If this detector triggers, it’s a sign that you may have violated the ‘identical distribution’ part of the IID assumption. You should examine the distributions of the features in the training data vs the current data that triggered the detector. For example, you can do this visually with something like Seaborn’s displot or kdeplot functions.

A small difference, especially on just a few features, might just result from natural variance in the data and you may decide to ignore it. A large difference may be a result of forgetting to scale the data using the scaling parameters learned from the training data. A large difference could also result from trying to apply the model to a new ‘domain’, e.g. a new geographic location, set of patients, or type of widget.

If you’re in the model selection phase, it’s possible that a different train/test split will give more comparable distributions.

ImportanceDetector

This detector checks for both “too important” features and “not important enough” features, using thresholds you provide and some heuristics.

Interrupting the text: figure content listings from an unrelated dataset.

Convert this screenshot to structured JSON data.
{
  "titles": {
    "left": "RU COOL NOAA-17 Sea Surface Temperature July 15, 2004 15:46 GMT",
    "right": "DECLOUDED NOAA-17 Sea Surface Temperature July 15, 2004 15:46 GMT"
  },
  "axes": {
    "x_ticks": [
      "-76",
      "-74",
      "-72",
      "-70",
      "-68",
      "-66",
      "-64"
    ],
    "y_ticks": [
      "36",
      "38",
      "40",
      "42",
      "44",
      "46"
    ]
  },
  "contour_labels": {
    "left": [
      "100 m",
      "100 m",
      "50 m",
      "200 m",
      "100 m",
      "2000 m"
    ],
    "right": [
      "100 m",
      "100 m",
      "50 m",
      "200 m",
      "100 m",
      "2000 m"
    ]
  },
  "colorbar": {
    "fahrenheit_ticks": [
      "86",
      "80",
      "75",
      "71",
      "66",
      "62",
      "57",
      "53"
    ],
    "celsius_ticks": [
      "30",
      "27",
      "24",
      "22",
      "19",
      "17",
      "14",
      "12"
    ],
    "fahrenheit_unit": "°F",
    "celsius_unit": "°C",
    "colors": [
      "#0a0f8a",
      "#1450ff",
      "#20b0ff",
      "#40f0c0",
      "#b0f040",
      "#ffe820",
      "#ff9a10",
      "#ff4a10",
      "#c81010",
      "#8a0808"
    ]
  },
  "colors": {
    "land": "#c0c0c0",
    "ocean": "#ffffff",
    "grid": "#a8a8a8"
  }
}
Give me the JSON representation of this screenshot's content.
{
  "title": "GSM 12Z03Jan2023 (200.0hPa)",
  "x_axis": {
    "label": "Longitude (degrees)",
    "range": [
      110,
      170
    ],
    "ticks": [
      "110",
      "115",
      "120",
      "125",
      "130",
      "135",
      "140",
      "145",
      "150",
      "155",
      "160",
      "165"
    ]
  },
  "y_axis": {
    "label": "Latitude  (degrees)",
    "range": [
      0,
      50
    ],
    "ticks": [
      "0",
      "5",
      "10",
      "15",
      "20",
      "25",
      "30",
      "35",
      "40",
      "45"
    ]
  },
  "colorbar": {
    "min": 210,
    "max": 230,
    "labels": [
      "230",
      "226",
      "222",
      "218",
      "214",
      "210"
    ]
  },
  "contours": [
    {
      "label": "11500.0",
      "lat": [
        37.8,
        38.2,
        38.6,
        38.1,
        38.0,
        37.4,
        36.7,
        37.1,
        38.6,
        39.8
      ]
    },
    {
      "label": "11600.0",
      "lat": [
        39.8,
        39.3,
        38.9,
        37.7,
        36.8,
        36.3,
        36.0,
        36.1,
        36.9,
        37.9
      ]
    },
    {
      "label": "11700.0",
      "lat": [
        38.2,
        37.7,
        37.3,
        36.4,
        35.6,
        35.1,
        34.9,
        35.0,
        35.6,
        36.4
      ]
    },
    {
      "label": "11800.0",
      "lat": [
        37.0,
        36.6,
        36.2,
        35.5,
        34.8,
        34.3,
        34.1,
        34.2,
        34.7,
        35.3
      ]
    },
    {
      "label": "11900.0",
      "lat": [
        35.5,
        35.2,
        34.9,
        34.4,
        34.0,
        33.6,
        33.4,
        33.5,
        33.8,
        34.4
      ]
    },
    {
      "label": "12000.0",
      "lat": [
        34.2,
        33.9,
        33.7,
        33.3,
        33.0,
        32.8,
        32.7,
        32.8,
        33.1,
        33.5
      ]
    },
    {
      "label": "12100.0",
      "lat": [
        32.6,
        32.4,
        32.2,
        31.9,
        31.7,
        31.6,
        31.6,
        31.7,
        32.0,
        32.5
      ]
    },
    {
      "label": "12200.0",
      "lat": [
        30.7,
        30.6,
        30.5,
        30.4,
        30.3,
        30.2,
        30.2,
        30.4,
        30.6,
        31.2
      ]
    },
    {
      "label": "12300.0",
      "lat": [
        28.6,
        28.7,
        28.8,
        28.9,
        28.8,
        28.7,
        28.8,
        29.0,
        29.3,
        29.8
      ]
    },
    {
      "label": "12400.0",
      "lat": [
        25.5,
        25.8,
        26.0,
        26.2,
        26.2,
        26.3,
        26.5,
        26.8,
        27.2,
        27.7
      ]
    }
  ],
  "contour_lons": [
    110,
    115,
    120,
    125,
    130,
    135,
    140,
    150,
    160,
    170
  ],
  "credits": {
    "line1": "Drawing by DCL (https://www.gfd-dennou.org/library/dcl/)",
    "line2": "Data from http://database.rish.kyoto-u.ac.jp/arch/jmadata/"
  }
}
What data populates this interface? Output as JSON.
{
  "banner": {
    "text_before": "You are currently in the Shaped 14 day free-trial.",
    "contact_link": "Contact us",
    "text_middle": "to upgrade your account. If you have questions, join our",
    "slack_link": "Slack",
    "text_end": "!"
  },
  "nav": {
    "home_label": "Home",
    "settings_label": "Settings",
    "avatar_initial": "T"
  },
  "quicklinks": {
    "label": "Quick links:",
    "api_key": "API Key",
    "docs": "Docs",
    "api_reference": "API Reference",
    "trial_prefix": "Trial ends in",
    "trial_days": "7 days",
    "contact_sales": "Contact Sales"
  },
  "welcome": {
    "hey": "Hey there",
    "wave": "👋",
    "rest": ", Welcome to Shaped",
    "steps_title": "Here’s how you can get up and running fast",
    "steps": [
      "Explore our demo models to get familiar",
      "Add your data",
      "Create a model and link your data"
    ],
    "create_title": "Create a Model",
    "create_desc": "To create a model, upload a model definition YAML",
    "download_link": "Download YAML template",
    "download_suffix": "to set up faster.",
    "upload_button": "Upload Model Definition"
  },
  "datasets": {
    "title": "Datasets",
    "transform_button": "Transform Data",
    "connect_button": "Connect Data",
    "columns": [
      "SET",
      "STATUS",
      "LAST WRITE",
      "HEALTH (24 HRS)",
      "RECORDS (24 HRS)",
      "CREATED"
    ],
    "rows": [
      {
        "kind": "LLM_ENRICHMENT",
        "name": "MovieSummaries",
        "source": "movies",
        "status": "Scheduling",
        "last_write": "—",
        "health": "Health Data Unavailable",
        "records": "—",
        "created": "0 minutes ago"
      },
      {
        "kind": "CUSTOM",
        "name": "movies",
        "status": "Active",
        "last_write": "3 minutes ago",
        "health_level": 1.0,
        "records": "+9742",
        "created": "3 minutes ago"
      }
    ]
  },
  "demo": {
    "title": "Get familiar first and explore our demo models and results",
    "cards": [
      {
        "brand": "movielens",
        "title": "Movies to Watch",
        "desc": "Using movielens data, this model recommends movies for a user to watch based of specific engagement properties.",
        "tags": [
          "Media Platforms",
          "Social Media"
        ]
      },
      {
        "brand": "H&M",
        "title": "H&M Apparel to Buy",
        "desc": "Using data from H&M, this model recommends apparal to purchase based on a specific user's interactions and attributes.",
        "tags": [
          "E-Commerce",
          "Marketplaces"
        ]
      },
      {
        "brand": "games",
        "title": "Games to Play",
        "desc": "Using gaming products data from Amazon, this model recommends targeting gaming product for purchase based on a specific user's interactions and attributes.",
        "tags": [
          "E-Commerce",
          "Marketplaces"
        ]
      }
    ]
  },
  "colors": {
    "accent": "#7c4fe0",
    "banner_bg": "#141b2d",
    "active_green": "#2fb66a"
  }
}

One or two very important features might indicate leakage: check that the features do not carry unintended information about the thing you are trying to predict. In particular, they should not carry information that will not be available to the model in production at prediction time. The classic example is trying to predict medical diagnosis using a patient number that contains encoded information about the patient’s diagnosis.

On the other hand, features with very low importance may not be useful to your model. If dimensionality is an issue, or the model is easily distracted by noise, you might improve performance by dropping one or more of these non-useful features. You will probably also improve the explainability of the model, which is often a desirable property.